I have been arguing that investors need more than just raw financial data. (Of course, CEOs like rah, rah data…) Investors also need financial statements that analyze, organize, and compress all of this information. But, I am not arguing that we should let accountants do all of the valuation work. That is “mark-to-market” accounting, which was the most important factor in Enron’s problems. [Haters of early 1990s pop music insert Funky Bunch jokes here.]
Under mark-to-market accounting, all of a business’ assets (and liabilities) are revalued (“marked”) to fair market value. Any increase (decrease) in the net value is added to (subtracted from) any profit distributions to shareholders (like dividends and share buybacks) in determining the business’ profit or loss. (Adjustments also are made for share issuances and the like.)
In theory, mark-to-market gives investors the most useful information, since it presents management’s stewardship of all of the busines’ resources, not just of financial transactions. In reality, however, matters are much different.

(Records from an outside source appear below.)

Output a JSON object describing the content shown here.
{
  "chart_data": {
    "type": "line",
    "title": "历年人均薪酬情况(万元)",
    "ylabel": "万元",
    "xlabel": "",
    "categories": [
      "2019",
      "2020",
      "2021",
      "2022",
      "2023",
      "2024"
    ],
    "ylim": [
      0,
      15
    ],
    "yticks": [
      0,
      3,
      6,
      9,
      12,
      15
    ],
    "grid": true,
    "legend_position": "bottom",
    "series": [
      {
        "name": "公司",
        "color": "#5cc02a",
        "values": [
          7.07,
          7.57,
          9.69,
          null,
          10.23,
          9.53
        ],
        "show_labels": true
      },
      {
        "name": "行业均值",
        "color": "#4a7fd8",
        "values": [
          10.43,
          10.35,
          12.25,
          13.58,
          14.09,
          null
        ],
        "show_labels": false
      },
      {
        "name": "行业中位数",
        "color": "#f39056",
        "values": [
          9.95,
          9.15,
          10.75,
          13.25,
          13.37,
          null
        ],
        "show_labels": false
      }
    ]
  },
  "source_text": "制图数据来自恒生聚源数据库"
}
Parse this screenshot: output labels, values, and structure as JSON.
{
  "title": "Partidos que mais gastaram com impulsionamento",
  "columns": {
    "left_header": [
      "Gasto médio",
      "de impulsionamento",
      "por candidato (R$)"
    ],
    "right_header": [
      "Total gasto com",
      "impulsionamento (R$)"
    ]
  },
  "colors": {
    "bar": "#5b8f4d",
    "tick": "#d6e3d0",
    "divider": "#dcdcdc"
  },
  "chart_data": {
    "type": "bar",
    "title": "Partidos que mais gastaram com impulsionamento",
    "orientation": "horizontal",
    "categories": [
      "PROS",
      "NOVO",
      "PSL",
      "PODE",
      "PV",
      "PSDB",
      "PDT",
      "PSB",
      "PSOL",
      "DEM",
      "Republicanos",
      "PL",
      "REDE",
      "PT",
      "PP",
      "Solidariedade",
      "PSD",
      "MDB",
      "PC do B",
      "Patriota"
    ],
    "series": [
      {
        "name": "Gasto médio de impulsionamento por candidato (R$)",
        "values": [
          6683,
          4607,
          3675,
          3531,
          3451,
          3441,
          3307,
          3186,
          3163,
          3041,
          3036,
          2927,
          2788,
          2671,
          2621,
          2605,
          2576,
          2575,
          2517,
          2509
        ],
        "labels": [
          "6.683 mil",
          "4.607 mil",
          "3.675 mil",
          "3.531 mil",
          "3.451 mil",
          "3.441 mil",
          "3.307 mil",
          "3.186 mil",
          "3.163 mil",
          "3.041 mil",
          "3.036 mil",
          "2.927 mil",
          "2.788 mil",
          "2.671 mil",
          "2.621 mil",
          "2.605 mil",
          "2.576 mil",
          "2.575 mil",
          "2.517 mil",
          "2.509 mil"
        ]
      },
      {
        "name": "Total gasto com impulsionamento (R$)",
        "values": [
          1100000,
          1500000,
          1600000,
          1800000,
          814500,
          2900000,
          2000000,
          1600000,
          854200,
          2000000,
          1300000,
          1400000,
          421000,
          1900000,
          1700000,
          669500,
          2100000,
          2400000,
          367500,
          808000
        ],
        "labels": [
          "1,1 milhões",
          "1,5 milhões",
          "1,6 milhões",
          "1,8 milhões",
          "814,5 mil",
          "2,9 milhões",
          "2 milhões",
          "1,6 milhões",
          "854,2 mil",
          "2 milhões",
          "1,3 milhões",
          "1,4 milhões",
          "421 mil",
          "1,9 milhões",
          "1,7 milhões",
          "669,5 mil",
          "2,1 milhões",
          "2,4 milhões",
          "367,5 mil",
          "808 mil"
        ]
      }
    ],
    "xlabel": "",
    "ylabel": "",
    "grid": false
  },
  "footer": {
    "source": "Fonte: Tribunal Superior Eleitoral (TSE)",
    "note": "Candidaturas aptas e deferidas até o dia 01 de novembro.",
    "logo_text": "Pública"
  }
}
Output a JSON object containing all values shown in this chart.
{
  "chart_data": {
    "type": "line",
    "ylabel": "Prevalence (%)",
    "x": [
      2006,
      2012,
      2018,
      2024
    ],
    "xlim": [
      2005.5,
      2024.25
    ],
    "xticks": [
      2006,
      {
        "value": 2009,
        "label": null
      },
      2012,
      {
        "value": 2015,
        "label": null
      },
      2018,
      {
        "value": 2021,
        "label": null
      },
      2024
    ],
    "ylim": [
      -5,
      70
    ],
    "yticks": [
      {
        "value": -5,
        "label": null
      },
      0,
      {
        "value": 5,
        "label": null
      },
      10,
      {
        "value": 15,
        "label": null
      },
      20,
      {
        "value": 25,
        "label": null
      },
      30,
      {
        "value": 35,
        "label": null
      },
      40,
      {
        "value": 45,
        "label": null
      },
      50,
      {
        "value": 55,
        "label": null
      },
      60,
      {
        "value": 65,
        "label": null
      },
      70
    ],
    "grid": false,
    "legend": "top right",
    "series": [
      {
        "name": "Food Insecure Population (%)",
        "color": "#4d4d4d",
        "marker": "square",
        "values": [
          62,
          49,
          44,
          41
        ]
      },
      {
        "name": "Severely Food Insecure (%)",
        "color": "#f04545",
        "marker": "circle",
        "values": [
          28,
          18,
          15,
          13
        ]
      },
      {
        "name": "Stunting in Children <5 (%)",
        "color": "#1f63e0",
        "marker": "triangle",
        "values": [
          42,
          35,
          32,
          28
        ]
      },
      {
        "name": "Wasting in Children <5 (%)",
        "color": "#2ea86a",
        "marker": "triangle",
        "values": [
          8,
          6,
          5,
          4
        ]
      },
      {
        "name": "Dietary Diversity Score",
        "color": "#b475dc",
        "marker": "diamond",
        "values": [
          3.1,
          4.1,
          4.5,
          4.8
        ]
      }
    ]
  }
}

Reality is in the footnote.
Enron, with the SEC’s blessing (!!!!), marked a wide variety of assets to market. For example, when Enron signed a long-term contract to provide power out of a new power plant still under construction, they immediately recorded all profits estimated to be made under the contract. One condition that Jeff Skilling put on joining Enron was that he be allowed to use mark-to-market. Skilling thought that the deal was all that matters. Executing the deal (and actually making money) was for the little people. Mark-to-market enabled Skilling to book the deal and not worry about reality. It was when reality intervened and his deals started hemorrhaging money that he had to turn to Fastow for a little SPE juice (not only for profits, but also for the balance sheet and the operating cash flow portion of the cash flows statement).
What was wrong? Easy: there was no market to mark to. Enron created the markets used to determine the values of its assets. These values were Enron’s dreams, not money in the bank. Today, brokers and dealers in marketable securities and commodities use mark-to-market. They can look in the Wall Street Journal or on Bloomberg to get values. (OK, if one had to dump a large holding, that could push the price down, but that is a relatively small glitch in the scheme of things.) In contrast, Enron made up its own numbers! And this was the SEC in the Clinton Administration.
Which gets to the point here: Accountants are not appraisers, actuaries, investment bankers, or economists. They cannot value things for which there is no ready market. As to these things, accountants need arms’-length transactions to evidence value. This means that accounting numbers are not as useful as they could be. This also means that financial statements are not just some CEO’s dreams.